Pancreatic neuroendocrine tumors (pNETs) occur due to the abnormal growth of pancreatic islet cells and predominantly develop in the duodenal-pancreatic region. Somatostatinoma is one of the pNETs associated with tumors of pancreatic δ cells, which produce and secrete somatostatin. Limited information is currently available on the pathogenic mechanisms of somatostatinoma. The large-conductance Ca-activated K (BK) channel is expressed in several types of cancer cells and regulates cell proliferation, migration, invasion, and metastasis. In the present study, the functional expression of the BK channel was examined in a human somatostatinoma QGP-1 cell line. In QGP-1 cells, outward currents were elicited by membrane depolarization at pCa 6.5 (300 nM) in the pipette solution and inhibited by the specific BK channel blocker, paxilline.

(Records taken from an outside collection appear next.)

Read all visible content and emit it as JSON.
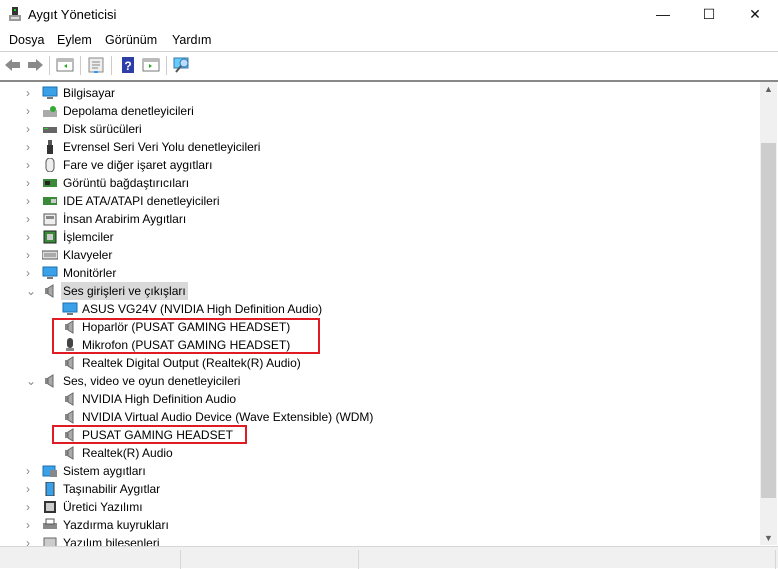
{
  "window": {
    "title": "Aygıt Yöneticisi",
    "minimize": "—",
    "maximize": "☐",
    "close": "✕"
  },
  "menu": [
    "Dosya",
    "Eylem",
    "Görünüm",
    "Yardım"
  ],
  "toolbar": [
    "back-icon",
    "forward-icon",
    "show-hide-tree-icon",
    "properties-icon",
    "help-icon",
    "action-pane-icon",
    "scan-hardware-icon"
  ],
  "tree": [
    {
      "level": 0,
      "state": "collapsed",
      "icon": "computer-icon",
      "label": "Bilgisayar"
    },
    {
      "level": 0,
      "state": "collapsed",
      "icon": "storage-icon",
      "label": "Depolama denetleyicileri"
    },
    {
      "level": 0,
      "state": "collapsed",
      "icon": "disk-icon",
      "label": "Disk sürücüleri"
    },
    {
      "level": 0,
      "state": "collapsed",
      "icon": "usb-icon",
      "label": "Evrensel Seri Veri Yolu denetleyicileri"
    },
    {
      "level": 0,
      "state": "collapsed",
      "icon": "mouse-icon",
      "label": "Fare ve diğer işaret aygıtları"
    },
    {
      "level": 0,
      "state": "collapsed",
      "icon": "display-adapter-icon",
      "label": "Görüntü bağdaştırıcıları"
    },
    {
      "level": 0,
      "state": "collapsed",
      "icon": "ide-icon",
      "label": "IDE ATA/ATAPI denetleyicileri"
    },
    {
      "level": 0,
      "state": "collapsed",
      "icon": "hid-icon",
      "label": "İnsan Arabirim Aygıtları"
    },
    {
      "level": 0,
      "state": "collapsed",
      "icon": "processor-icon",
      "label": "İşlemciler"
    },
    {
      "level": 0,
      "state": "collapsed",
      "icon": "keyboard-icon",
      "label": "Klavyeler"
    },
    {
      "level": 0,
      "state": "collapsed",
      "icon": "monitor-icon",
      "label": "Monitörler"
    },
    {
      "level": 0,
      "state": "expanded",
      "icon": "speaker-icon",
      "label": "Ses girişleri ve çıkışları",
      "selected": true
    },
    {
      "level": 1,
      "icon": "monitor-icon",
      "label": "ASUS VG24V (NVIDIA High Definition Audio)"
    },
    {
      "level": 1,
      "icon": "speaker-icon",
      "label": "Hoparlör (PUSAT GAMING HEADSET)"
    },
    {
      "level": 1,
      "icon": "microphone-icon",
      "label": "Mikrofon (PUSAT GAMING HEADSET)"
    },
    {
      "level": 1,
      "icon": "speaker-icon",
      "label": "Realtek Digital Output (Realtek(R) Audio)"
    },
    {
      "level": 0,
      "state": "expanded",
      "icon": "speaker-icon",
      "label": "Ses, video ve oyun denetleyicileri"
    },
    {
      "level": 1,
      "icon": "speaker-icon",
      "label": "NVIDIA High Definition Audio"
    },
    {
      "level": 1,
      "icon": "speaker-icon",
      "label": "NVIDIA Virtual Audio Device (Wave Extensible) (WDM)"
    },
    {
      "level": 1,
      "icon": "speaker-icon",
      "label": "PUSAT GAMING HEADSET"
    },
    {
      "level": 1,
      "icon": "speaker-icon",
      "label": "Realtek(R) Audio"
    },
    {
      "level": 0,
      "state": "collapsed",
      "icon": "system-icon",
      "label": "Sistem aygıtları"
    },
    {
      "level": 0,
      "state": "collapsed",
      "icon": "portable-icon",
      "label": "Taşınabilir Aygıtlar"
    },
    {
      "level": 0,
      "state": "collapsed",
      "icon": "firmware-icon",
      "label": "Üretici Yazılımı"
    },
    {
      "level": 0,
      "state": "collapsed",
      "icon": "printer-queue-icon",
      "label": "Yazdırma kuyrukları"
    },
    {
      "level": 0,
      "state": "collapsed",
      "icon": "software-component-icon",
      "label": "Yazılım bileşenleri"
    }
  ],
  "highlight_color": "#e01b24",
  "scrollbar": {
    "position_fraction": 0.15,
    "visible_fraction": 0.77
  }
}
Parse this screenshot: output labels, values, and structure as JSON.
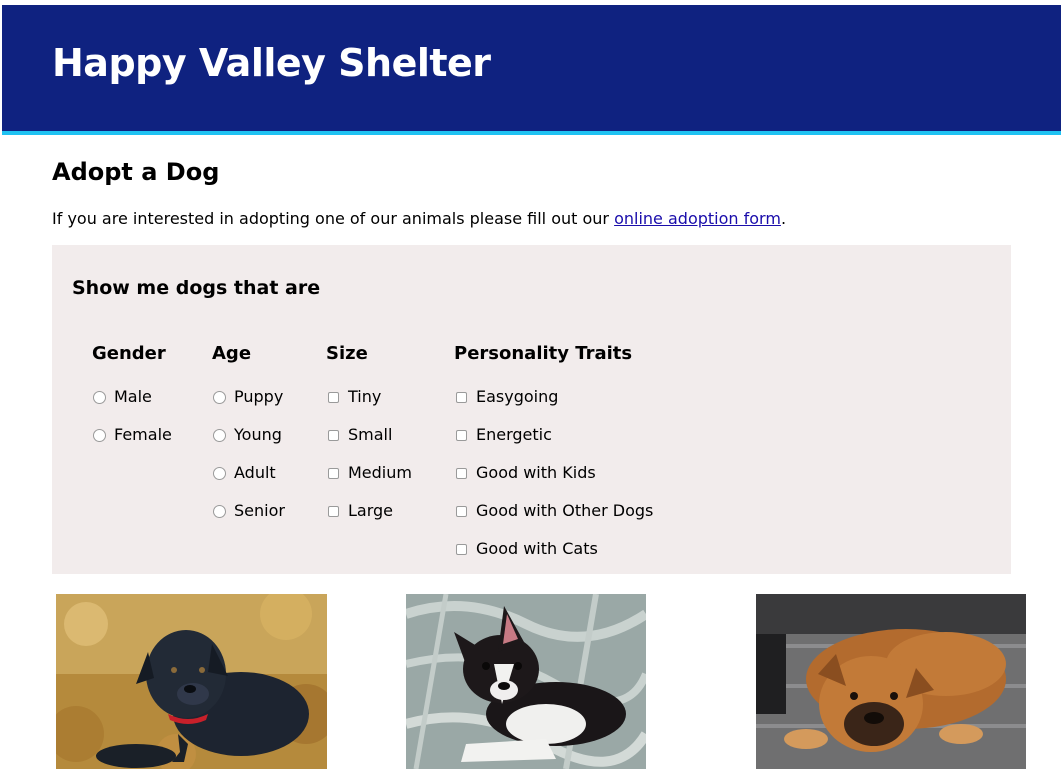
{
  "header": {
    "title": "Happy Valley Shelter"
  },
  "main": {
    "heading": "Adopt a Dog",
    "intro_text": "If you are interested in adopting one of our animals please fill out our ",
    "intro_link": "online adoption form",
    "intro_end": "."
  },
  "filters": {
    "heading": "Show me dogs that are",
    "gender": {
      "title": "Gender",
      "options": [
        "Male",
        "Female"
      ]
    },
    "age": {
      "title": "Age",
      "options": [
        "Puppy",
        "Young",
        "Adult",
        "Senior"
      ]
    },
    "size": {
      "title": "Size",
      "options": [
        "Tiny",
        "Small",
        "Medium",
        "Large"
      ]
    },
    "traits": {
      "title": "Personality Traits",
      "options": [
        "Easygoing",
        "Energetic",
        "Good with Kids",
        "Good with Other Dogs",
        "Good with Cats"
      ]
    }
  },
  "colors": {
    "header_bg": "#0f2280",
    "header_accent": "#1fc2f2",
    "panel_bg": "#f2ecec",
    "link": "#1a0dab"
  }
}
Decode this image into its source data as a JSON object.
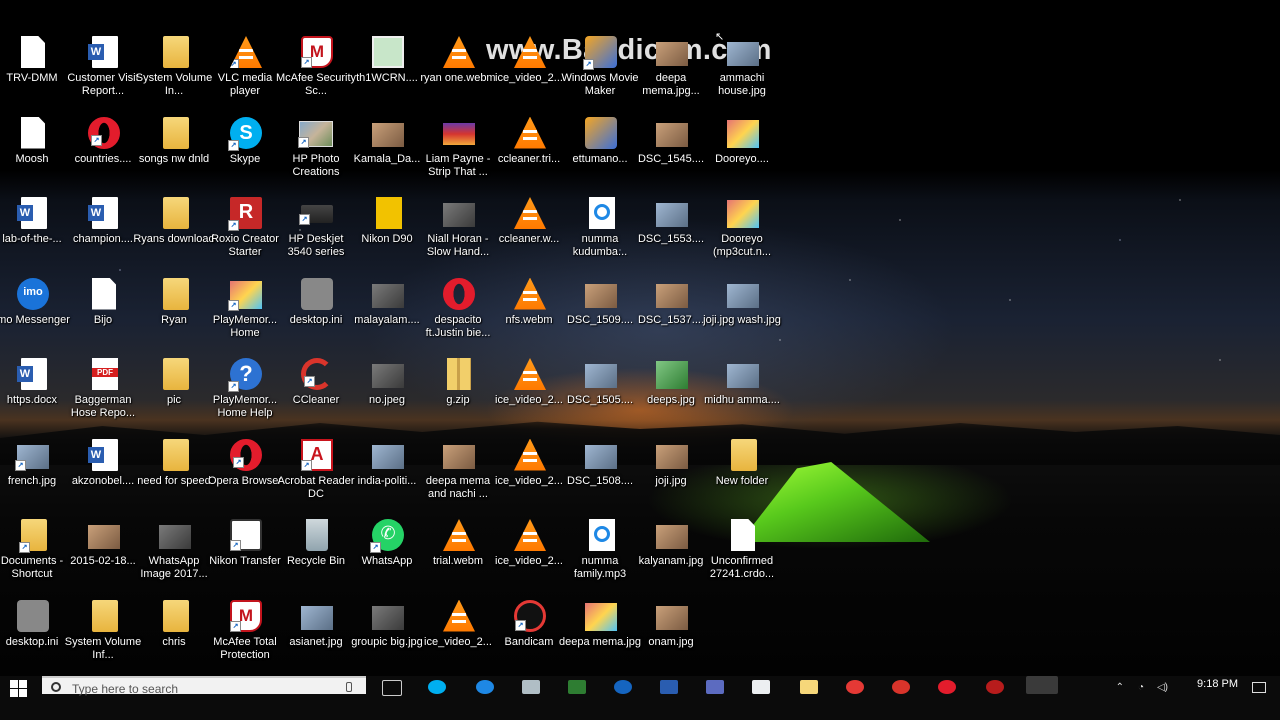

Paxilline-sensitive currents were detected, even at pCa 8.0 (10 nM) in the pipette solution, in QGP-1 cells. In addition to the α and β2-4 subunits of the BK channel, the novel regulatory γ1 subunit (BKγ1) was co-localized with the α subunit in QGP-1 cells. Paxilline-sensitive currents at pCa 8.0 in the pipette solution were reduced by the siRNA knockdown of BKγ1. Store-operated Ca entry was smaller in BKγ1 siRNA-treated QGP-1 cells. The proliferation of QGP-1 cells was attenuated by paxilline or the siRNA knockdown of BKγ1. These results strongly suggest that BKγ1 facilitates the proliferation of human somatostatinoma cells. Therefore, BKγ1 may be a novel therapeutic target for somatostatinoma.